On 09/24/2011 03:23 AM, Brian Harring wrote:
[...] Right now, zlib does the
exact opposite of what should be done; Vapier changed zlib, and tries to
fix the packages that break because of that change.  The correct way to
handle it is to let zlib be, and fix the packages that stopped working
with zlib 1.2.5.1.

Why is that the correct way?  Because we don't know yet what upstream is
planning.  We don't know if they'll rename those macros.  If they won't,
then Gentoo is creating problems for itself.  Packages that won't build
out of the box on Gentoo's zlib will need to be patched.  And you can't
go to upstream of those packages with that patch, because it's none of
their business.  They know their code works against vanilla zlib, they
have no reason to change it.  If Gentoo decides to break a base library
by making it incompatible with the upstream version, it's their own fault.

"Incompatible with upstream version" ?

Why in quotes?


Quick bug count, 12 packages (most of which are doing bad things in
their header usage) went boom.

13 out of *608* packages.  I reiterate, 6-!@#*ing-hundred-and-8.  If
that 13 became 50 I'd be viewing this differently, but half the time
core pkg upgrades break that /alone/ (meaning upstream induced
breakage).

The packages that break with vanilla zlib 1.2.5.1 (like Lynx, which I fixed myself and sent upstream) are less than those that break with r1 and r2. So that argument doesn't hold. Also, you didn't rebuild the whole tree, so there's no way of knowing whether there's 13 packages that break or 130.

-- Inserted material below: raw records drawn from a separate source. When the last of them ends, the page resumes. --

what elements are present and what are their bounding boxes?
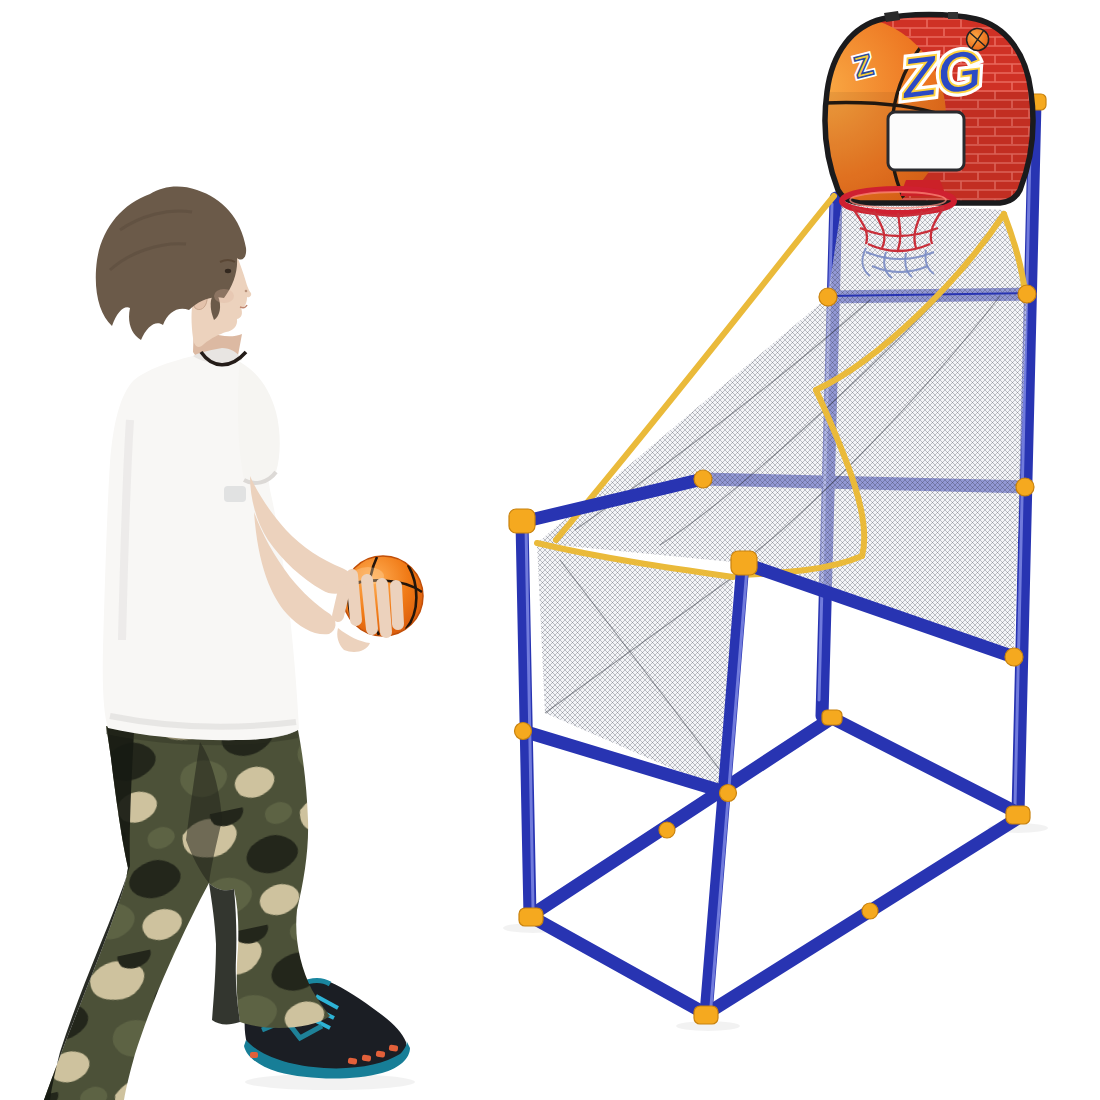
cheek-shade xyxy=(214,289,234,303)
elbow-front-center xyxy=(731,551,757,575)
backboard: ZG ZG Z Z xyxy=(746,8,1042,216)
shooter-square xyxy=(888,112,964,170)
joint xyxy=(1005,648,1023,666)
net-basket-front xyxy=(537,543,733,793)
pants-inner-panel xyxy=(209,883,240,1024)
elbow-front-left xyxy=(509,509,535,533)
t-shirt xyxy=(103,348,299,740)
base-rear-right-edge xyxy=(832,718,1018,813)
joint xyxy=(1016,478,1034,496)
joint xyxy=(720,785,737,802)
foot-front-center xyxy=(694,1006,718,1024)
head xyxy=(96,187,251,347)
photo-stage: ZG ZG Z Z xyxy=(0,0,1100,1100)
joint xyxy=(694,470,712,488)
joint xyxy=(1018,285,1036,303)
eye xyxy=(225,269,231,273)
backboard-top-nub xyxy=(948,12,958,19)
joint xyxy=(862,903,878,919)
nostril xyxy=(245,290,248,293)
base-right-edge xyxy=(706,818,1018,1014)
shirt-sleeve xyxy=(238,362,280,483)
arcade-stand: ZG ZG Z Z xyxy=(509,8,1046,1024)
joint xyxy=(515,723,532,740)
foot-front-left xyxy=(519,908,543,926)
foot-rear xyxy=(822,710,842,725)
foot-right xyxy=(1006,806,1030,824)
shirt-print-smudge xyxy=(224,486,246,502)
joint xyxy=(819,288,837,306)
joint xyxy=(659,822,675,838)
boy xyxy=(44,187,423,1100)
scene-svg: ZG ZG Z Z xyxy=(0,0,1100,1100)
base-front-edge xyxy=(530,916,706,1014)
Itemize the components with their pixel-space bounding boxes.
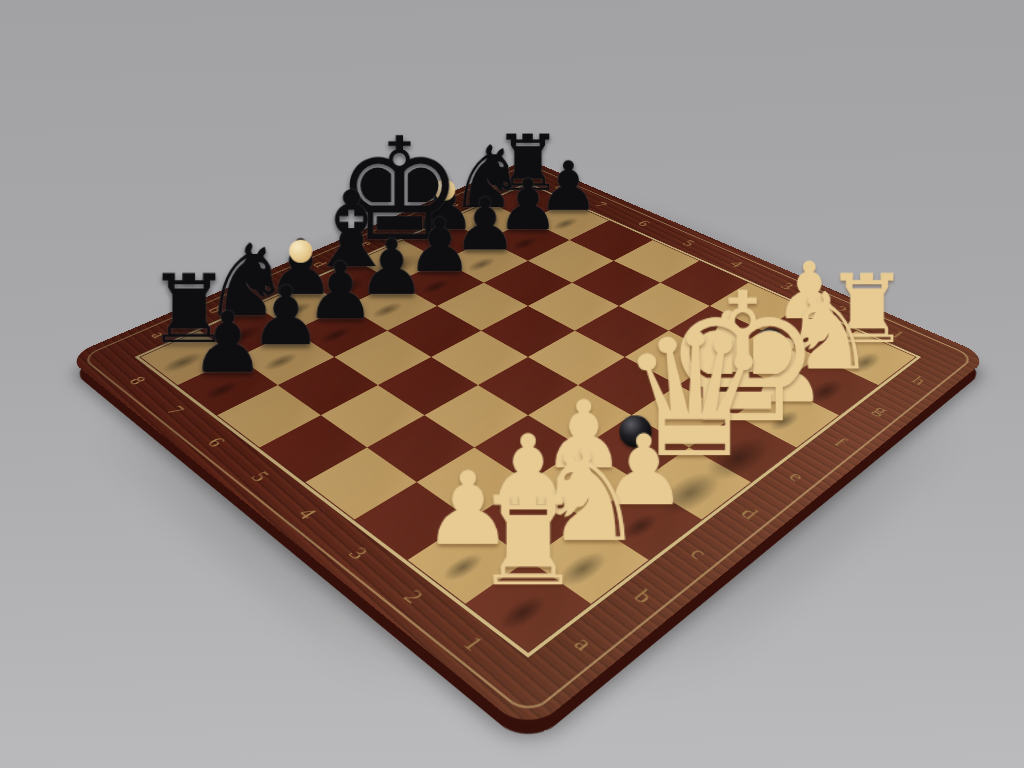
render-background: abcdefghabcdefgh8765432187654321♜♞♟♟♟♚♟♝… (0, 0, 1024, 768)
rook-glyph: ♜ (473, 482, 582, 604)
scene: abcdefghabcdefgh8765432187654321♜♞♟♟♟♚♟♝… (0, 0, 1024, 768)
pawn-glyph: ♟ (190, 301, 265, 385)
chessboard: abcdefghabcdefgh8765432187654321♜♞♟♟♟♚♟♝… (66, 159, 989, 733)
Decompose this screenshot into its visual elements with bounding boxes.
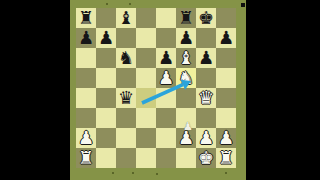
square-b4[interactable]: [96, 88, 116, 108]
square-f6[interactable]: ♝: [176, 48, 196, 68]
square-b7[interactable]: ♟: [96, 28, 116, 48]
square-d8[interactable]: [136, 8, 156, 28]
square-g2[interactable]: ♟: [196, 128, 216, 148]
black-rook[interactable]: ♜: [176, 8, 196, 28]
square-h3[interactable]: [216, 108, 236, 128]
black-pawn[interactable]: ♟: [156, 48, 176, 68]
white-knight[interactable]: ♞: [176, 68, 196, 88]
square-c3[interactable]: [116, 108, 136, 128]
chess-board-frame: ♜♝♜♚♟♟♟♟♞♟♝♟♟♞♛♛♟♟♟♟♜♚♜ ♟: [70, 0, 246, 180]
square-d6[interactable]: [136, 48, 156, 68]
square-a1[interactable]: ♜: [76, 148, 96, 168]
black-queen[interactable]: ♛: [116, 88, 136, 108]
square-c8[interactable]: ♝: [116, 8, 136, 28]
letterbox-right: [246, 0, 320, 180]
video-frame: ♜♝♜♚♟♟♟♟♞♟♝♟♟♞♛♛♟♟♟♟♜♚♜ ♟: [0, 0, 320, 180]
white-king[interactable]: ♚: [196, 148, 216, 168]
square-e3[interactable]: [156, 108, 176, 128]
square-c1[interactable]: [116, 148, 136, 168]
square-g4[interactable]: ♛: [196, 88, 216, 108]
square-h5[interactable]: [216, 68, 236, 88]
square-a6[interactable]: [76, 48, 96, 68]
white-bishop[interactable]: ♝: [176, 48, 196, 68]
square-e7[interactable]: [156, 28, 176, 48]
square-d3[interactable]: [136, 108, 156, 128]
square-h7[interactable]: ♟: [216, 28, 236, 48]
black-king[interactable]: ♚: [196, 8, 216, 28]
square-f2[interactable]: ♟: [176, 128, 196, 148]
square-d4[interactable]: [136, 88, 156, 108]
square-b2[interactable]: [96, 128, 116, 148]
square-d7[interactable]: [136, 28, 156, 48]
black-bishop[interactable]: ♝: [116, 8, 136, 28]
white-pawn[interactable]: ♟: [176, 128, 196, 148]
letterbox-left: [0, 0, 70, 180]
corner-dot: [241, 3, 245, 7]
square-a8[interactable]: ♜: [76, 8, 96, 28]
square-f5[interactable]: ♞: [176, 68, 196, 88]
square-d5[interactable]: [136, 68, 156, 88]
square-h2[interactable]: ♟: [216, 128, 236, 148]
square-b3[interactable]: [96, 108, 116, 128]
square-g8[interactable]: ♚: [196, 8, 216, 28]
black-pawn[interactable]: ♟: [196, 48, 216, 68]
square-a4[interactable]: [76, 88, 96, 108]
white-pawn[interactable]: ♟: [76, 128, 96, 148]
square-b8[interactable]: [96, 8, 116, 28]
square-c5[interactable]: [116, 68, 136, 88]
square-f1[interactable]: [176, 148, 196, 168]
square-g6[interactable]: ♟: [196, 48, 216, 68]
square-a2[interactable]: ♟: [76, 128, 96, 148]
square-g1[interactable]: ♚: [196, 148, 216, 168]
square-d2[interactable]: [136, 128, 156, 148]
square-e6[interactable]: ♟: [156, 48, 176, 68]
square-g5[interactable]: [196, 68, 216, 88]
chess-board: ♜♝♜♚♟♟♟♟♞♟♝♟♟♞♛♛♟♟♟♟♜♚♜: [76, 8, 236, 168]
square-h6[interactable]: [216, 48, 236, 68]
square-e2[interactable]: [156, 128, 176, 148]
square-c7[interactable]: [116, 28, 136, 48]
square-a5[interactable]: [76, 68, 96, 88]
square-c4[interactable]: ♛: [116, 88, 136, 108]
square-d1[interactable]: [136, 148, 156, 168]
square-g3[interactable]: [196, 108, 216, 128]
black-pawn[interactable]: ♟: [176, 28, 196, 48]
white-pawn[interactable]: ♟: [216, 128, 236, 148]
square-f7[interactable]: ♟: [176, 28, 196, 48]
square-c6[interactable]: ♞: [116, 48, 136, 68]
square-b5[interactable]: [96, 68, 116, 88]
square-e5[interactable]: ♟: [156, 68, 176, 88]
square-h4[interactable]: [216, 88, 236, 108]
black-pawn[interactable]: ♟: [216, 28, 236, 48]
square-e1[interactable]: [156, 148, 176, 168]
square-e4[interactable]: [156, 88, 176, 108]
square-a7[interactable]: ♟: [76, 28, 96, 48]
square-b6[interactable]: [96, 48, 116, 68]
square-h1[interactable]: ♜: [216, 148, 236, 168]
square-f3[interactable]: [176, 108, 196, 128]
square-f8[interactable]: ♜: [176, 8, 196, 28]
square-e8[interactable]: [156, 8, 176, 28]
border-tick-marks: [70, 0, 72, 2]
square-c2[interactable]: [116, 128, 136, 148]
white-rook[interactable]: ♜: [216, 148, 236, 168]
square-f4[interactable]: [176, 88, 196, 108]
square-g7[interactable]: [196, 28, 216, 48]
black-rook[interactable]: ♜: [76, 8, 96, 28]
white-pawn[interactable]: ♟: [156, 68, 176, 88]
square-b1[interactable]: [96, 148, 116, 168]
black-pawn[interactable]: ♟: [76, 28, 96, 48]
white-pawn[interactable]: ♟: [196, 128, 216, 148]
square-a3[interactable]: [76, 108, 96, 128]
white-queen[interactable]: ♛: [196, 88, 216, 108]
white-rook[interactable]: ♜: [76, 148, 96, 168]
black-knight[interactable]: ♞: [116, 48, 136, 68]
black-pawn[interactable]: ♟: [96, 28, 116, 48]
square-h8[interactable]: [216, 8, 236, 28]
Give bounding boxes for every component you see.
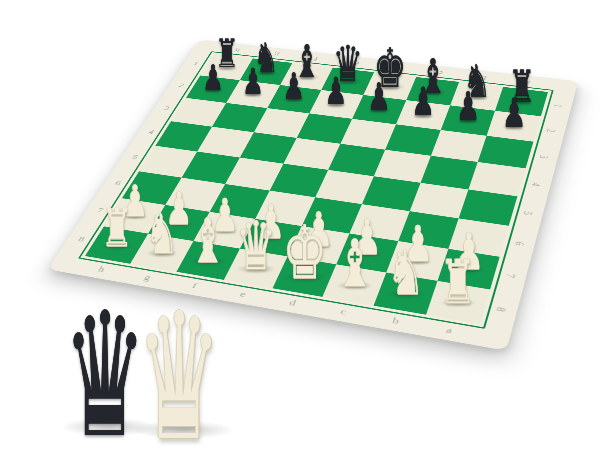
rank-label-left-1: 1 xyxy=(192,60,201,67)
rank-label-right-8: 8 xyxy=(492,306,509,313)
piece-black-pawn-h2[interactable]: ♟ xyxy=(202,60,224,95)
rank-label-left-2: 2 xyxy=(177,82,186,89)
file-label-near-c: c xyxy=(339,306,348,317)
rank-label-right-7: 7 xyxy=(502,272,519,278)
piece-white-king-d8[interactable]: ♚ xyxy=(282,216,327,289)
rank-label-right-5: 5 xyxy=(520,210,536,216)
file-label-near-e: e xyxy=(238,289,248,299)
rank-label-left-4: 4 xyxy=(147,128,156,136)
file-label-near-b: b xyxy=(391,315,401,326)
piece-black-pawn-g2[interactable]: ♟ xyxy=(242,64,264,100)
piece-black-pawn-b2[interactable]: ♟ xyxy=(456,88,480,128)
rank-label-left-8: 8 xyxy=(76,234,87,243)
rank-label-right-4: 4 xyxy=(528,181,543,186)
file-label-near-a: a xyxy=(445,325,454,336)
piece-white-knight-b8[interactable]: ♞ xyxy=(387,242,425,304)
file-label-near-d: d xyxy=(288,297,298,308)
extra-queen-black[interactable]: ♛ xyxy=(63,290,146,450)
product-photo-scene: hhggffeeddccbbaa1122334455667788 ♜♞♝♚♛♝♞… xyxy=(0,0,600,450)
rank-label-right-2: 2 xyxy=(544,128,559,133)
piece-white-knight-g8[interactable]: ♞ xyxy=(145,207,179,262)
file-label-near-h: h xyxy=(96,264,107,274)
extra-queen-white[interactable]: ♛ xyxy=(136,290,221,450)
piece-white-bishop-f8[interactable]: ♝ xyxy=(190,210,227,271)
piece-black-pawn-f2[interactable]: ♟ xyxy=(283,69,305,106)
piece-white-bishop-c8[interactable]: ♝ xyxy=(335,231,375,296)
piece-black-pawn-c2[interactable]: ♟ xyxy=(411,83,435,122)
rank-label-right-3: 3 xyxy=(536,154,551,159)
piece-white-rook-a8[interactable]: ♜ xyxy=(440,252,477,313)
rank-label-right-6: 6 xyxy=(511,240,527,246)
piece-white-queen-e8[interactable]: ♛ xyxy=(235,213,276,280)
rank-label-left-5: 5 xyxy=(130,153,140,161)
piece-black-pawn-a2[interactable]: ♟ xyxy=(502,93,527,134)
piece-black-pawn-d2[interactable]: ♟ xyxy=(368,78,391,116)
piece-white-rook-h8[interactable]: ♜ xyxy=(101,202,133,254)
rank-label-right-1: 1 xyxy=(551,103,565,107)
piece-black-pawn-e2[interactable]: ♟ xyxy=(325,73,348,110)
rank-label-left-3: 3 xyxy=(162,104,171,111)
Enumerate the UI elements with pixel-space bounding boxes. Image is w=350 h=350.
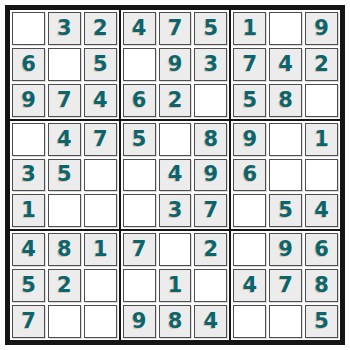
cell-r2c6[interactable]: 3	[194, 48, 227, 81]
cell-r5c8[interactable]	[269, 159, 302, 192]
cell-r1c6[interactable]: 5	[194, 12, 227, 45]
cell-r8c1[interactable]: 5	[12, 269, 45, 302]
cell-r5c4[interactable]	[123, 159, 156, 192]
box-1-2: 4759362	[120, 9, 231, 120]
cell-r4c3[interactable]: 7	[84, 123, 117, 156]
box-1-1: 3265974	[9, 9, 120, 120]
cell-r7c5[interactable]	[159, 233, 192, 266]
cell-r9c6[interactable]: 4	[194, 305, 227, 338]
cell-r4c4[interactable]: 5	[123, 123, 156, 156]
cell-r6c5[interactable]: 3	[159, 194, 192, 227]
cell-r4c5[interactable]	[159, 123, 192, 156]
box-2-3: 91654	[230, 120, 341, 231]
cell-r3c6[interactable]	[194, 84, 227, 117]
cell-r6c9[interactable]: 4	[305, 194, 338, 227]
cell-r8c2[interactable]: 2	[48, 269, 81, 302]
cell-r8c5[interactable]: 1	[159, 269, 192, 302]
cell-r1c9[interactable]: 9	[305, 12, 338, 45]
cell-r4c9[interactable]: 1	[305, 123, 338, 156]
cell-r9c9[interactable]: 5	[305, 305, 338, 338]
cell-r5c3[interactable]	[84, 159, 117, 192]
cell-r9c2[interactable]	[48, 305, 81, 338]
cell-r2c2[interactable]	[48, 48, 81, 81]
box-3-3: 964785	[230, 230, 341, 341]
cell-r5c1[interactable]: 3	[12, 159, 45, 192]
cell-r6c8[interactable]: 5	[269, 194, 302, 227]
sudoku-board: 3265974475936219742584735158493791654481…	[5, 5, 345, 345]
cell-r6c7[interactable]	[233, 194, 266, 227]
box-3-1: 481527	[9, 230, 120, 341]
cell-r2c5[interactable]: 9	[159, 48, 192, 81]
cell-r8c7[interactable]: 4	[233, 269, 266, 302]
cell-r5c6[interactable]: 9	[194, 159, 227, 192]
cell-r3c5[interactable]: 2	[159, 84, 192, 117]
cell-r2c9[interactable]: 2	[305, 48, 338, 81]
cell-r6c3[interactable]	[84, 194, 117, 227]
cell-r1c8[interactable]	[269, 12, 302, 45]
cell-r7c9[interactable]: 6	[305, 233, 338, 266]
cell-r1c2[interactable]: 3	[48, 12, 81, 45]
cell-r3c9[interactable]	[305, 84, 338, 117]
cell-r4c1[interactable]	[12, 123, 45, 156]
cell-r4c2[interactable]: 4	[48, 123, 81, 156]
cell-r6c1[interactable]: 1	[12, 194, 45, 227]
cell-r4c8[interactable]	[269, 123, 302, 156]
cell-r9c1[interactable]: 7	[12, 305, 45, 338]
cell-r8c3[interactable]	[84, 269, 117, 302]
cell-r1c4[interactable]: 4	[123, 12, 156, 45]
cell-r1c5[interactable]: 7	[159, 12, 192, 45]
cell-r3c2[interactable]: 7	[48, 84, 81, 117]
box-2-1: 47351	[9, 120, 120, 231]
cell-r1c1[interactable]	[12, 12, 45, 45]
cell-r9c5[interactable]: 8	[159, 305, 192, 338]
cell-r2c4[interactable]	[123, 48, 156, 81]
cell-r5c5[interactable]: 4	[159, 159, 192, 192]
cell-r9c8[interactable]	[269, 305, 302, 338]
cell-r1c7[interactable]: 1	[233, 12, 266, 45]
cell-r7c6[interactable]: 2	[194, 233, 227, 266]
cell-r7c2[interactable]: 8	[48, 233, 81, 266]
cell-r5c9[interactable]	[305, 159, 338, 192]
cell-r2c1[interactable]: 6	[12, 48, 45, 81]
cell-r5c7[interactable]: 6	[233, 159, 266, 192]
cell-r3c3[interactable]: 4	[84, 84, 117, 117]
cell-r6c2[interactable]	[48, 194, 81, 227]
cell-r3c1[interactable]: 9	[12, 84, 45, 117]
cell-r9c7[interactable]	[233, 305, 266, 338]
cell-r4c6[interactable]: 8	[194, 123, 227, 156]
cell-r8c8[interactable]: 7	[269, 269, 302, 302]
cell-r7c3[interactable]: 1	[84, 233, 117, 266]
box-3-2: 721984	[120, 230, 231, 341]
cell-r9c4[interactable]: 9	[123, 305, 156, 338]
cell-r4c7[interactable]: 9	[233, 123, 266, 156]
cell-r6c6[interactable]: 7	[194, 194, 227, 227]
cell-r8c6[interactable]	[194, 269, 227, 302]
cell-r8c4[interactable]	[123, 269, 156, 302]
cell-r1c3[interactable]: 2	[84, 12, 117, 45]
cell-r7c4[interactable]: 7	[123, 233, 156, 266]
cell-r2c7[interactable]: 7	[233, 48, 266, 81]
cell-r5c2[interactable]: 5	[48, 159, 81, 192]
box-1-3: 1974258	[230, 9, 341, 120]
cell-r3c4[interactable]: 6	[123, 84, 156, 117]
cell-r8c9[interactable]: 8	[305, 269, 338, 302]
cell-r6c4[interactable]	[123, 194, 156, 227]
cell-r7c7[interactable]	[233, 233, 266, 266]
cell-r2c8[interactable]: 4	[269, 48, 302, 81]
cell-r3c7[interactable]: 5	[233, 84, 266, 117]
cell-r3c8[interactable]: 8	[269, 84, 302, 117]
box-2-2: 584937	[120, 120, 231, 231]
cell-r9c3[interactable]	[84, 305, 117, 338]
cell-r7c1[interactable]: 4	[12, 233, 45, 266]
cell-r7c8[interactable]: 9	[269, 233, 302, 266]
cell-r2c3[interactable]: 5	[84, 48, 117, 81]
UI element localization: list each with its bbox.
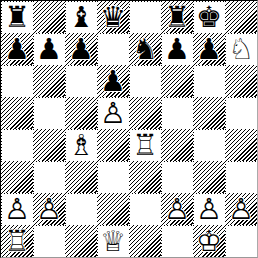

The packages are broken; while vapier is mildly ahead of the curve,
updating upstream is going in parallel.

If vapier is such an expert, why did he use _Z_ as the prefix for those macros? It's a well known fact that identifiers beginning with an underscore and followed by a capital letter (or another underscore) are reserved in C and shouldn't be used.


I strongly suspect you've got the unstated 13th, or hit some fallout
thus why you're pushing on this as hard as you are.  While that sucks
for you, you'd have hit the same breakage once upstream releases the
API change.

Introducing something to the tree that is known to break packages means it's better to mask it. On top of that, zlib 1.2.5.1 is a beta version, which supports masking more strongly when you combine it with the breakage.


All vapier is doing is frankly fixing the offending packages (which
those patches then go upstream) so the upstream zlib change can be
made w/out any fallout.

If upstream accepts the changes, then that's good work. But not when doing that with an unmasked package. ~arch is for testing. We tested. Now we know it's borked, so mask it. When it looks ready, unmask it for another round of wide testing.


By and large, this is good open source behaviour, and fits with the
gentoo "don't fuck with upstream's releases" philosophy (which is
aimed at avoiding the sort of hellacious backporting/monkey-patching
debian/fedora are known for).

But we *did* fuck with upstream's release.